When we consider the ubiquity of cellphones, iPods, personal computers and the Internet, it’s easy to see how science (and the technology to which it leads) is woven into the fabric of our day-to-day activities. When we benefit from CT scanners, M.R.I. devices, pacemakers and arterial stents, we can immediately appreciate how science affects the quality of our lives. When we assess the state of the world, and identify looming challenges like climate change, global pandemics, security threats and diminishing resources, we don’t hesitate in turning to science to gauge the problems and find solutions.
But here’s the thing. The reason science really matters runs deeper still. Science is a way of life. Science is a perspective. Science is the process that takes us from confusion to understanding in a manner that’s precise, predictive and reliable — a transformation, for those lucky enough to experience it, that is empowering and emotional. To be able to think through and grasp explanations — for everything from why the sky is blue to how life formed on earth — not because they are declared dogma but rather because they reveal patterns confirmed by experiment and observation, is one of the most precious of human experiences.
It’s striking that science is still widely viewed as merely a subject one studies in the classroom or an isolated body of largely esoteric knowledge that sometimes shows up in the “real” world in the form of technological or medical advances. In reality, science is a language of hope and inspiration, providing discoveries that fire the imagination and instill a sense of connection to our lives and our world.
Like a life without music, art or literature, a life without science is bereft of something that gives experience a rich and otherwise inaccessible dimension."
This isn't to say that we all need to become scientists, not at all. Fortunately our society's ability to quickly disseminate their discoveries in a form we can comprehend them via the internet and other media is advancing rapidly.
We've certainly reached a critical mass of the production, dissemination and access to credible, lay science. RJ Reynolds and Big Oil aren't gone yet, nor are their shills, but the world is changing, right in front of our eyes, day in and day out, and the list of unresolved challenges gets a bit longer every year.
They always knew their scam couldn't last forever but that wasn't what they've been after.
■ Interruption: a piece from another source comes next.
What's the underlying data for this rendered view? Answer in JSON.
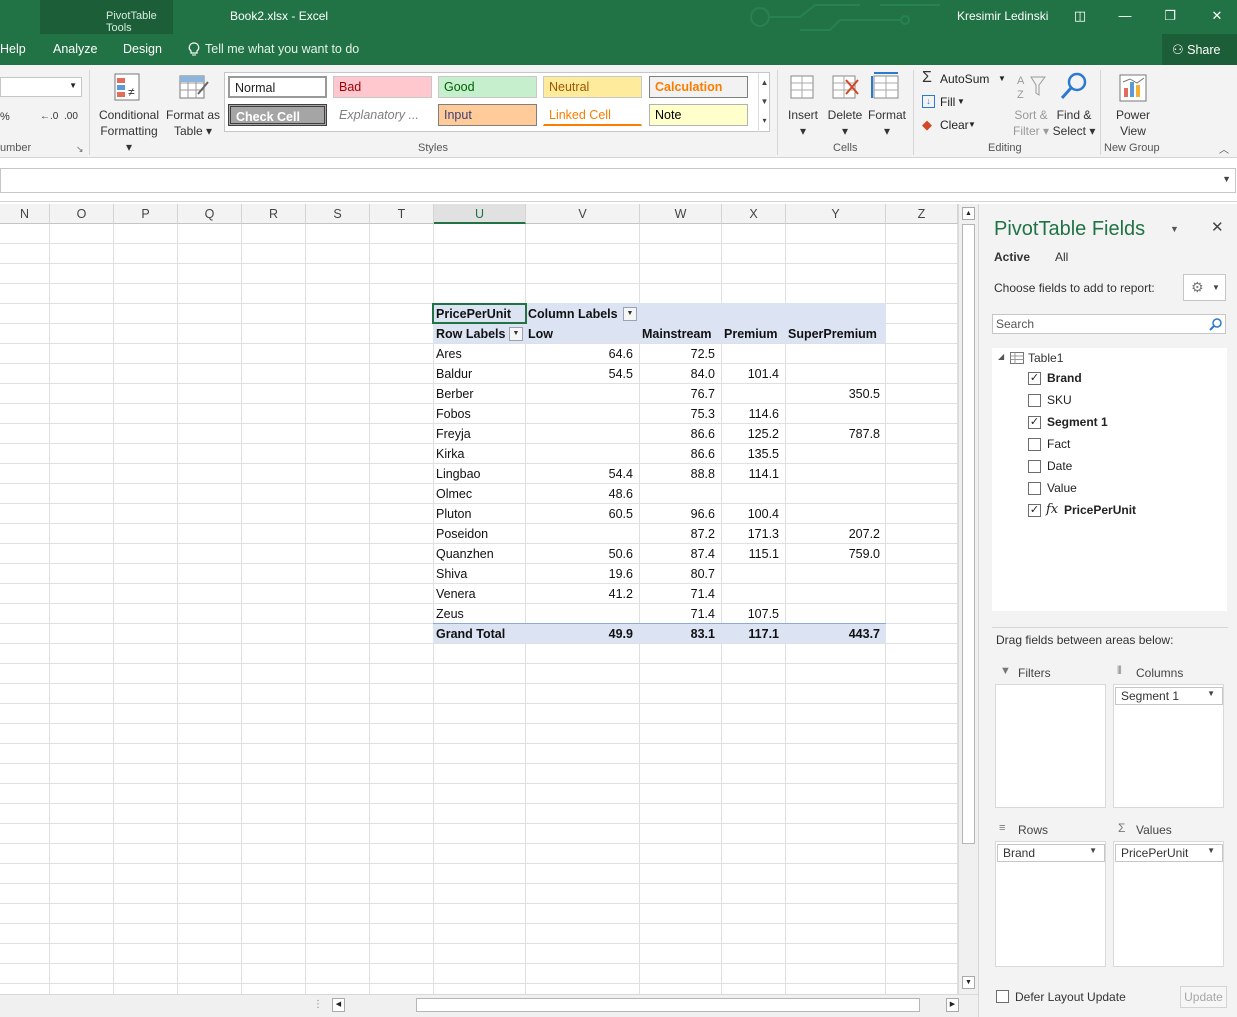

They were there to buy time they otherwise wouldn't have had, an extension, a little more time for another round of their rapacious and highly profitable ways.
There are big changes looming and they'll bring big opportunities as well as big challenges. It would be naive to expect that we'll all rally to these challenges to seek the greater good. There will certainly be individuals and industries that move to exploit it, to set up their interests against ours. The less we understand what's happening the greater their prospects of prevailing against us.
That's why it's becoming important, vital even, that we re-open our minds to science.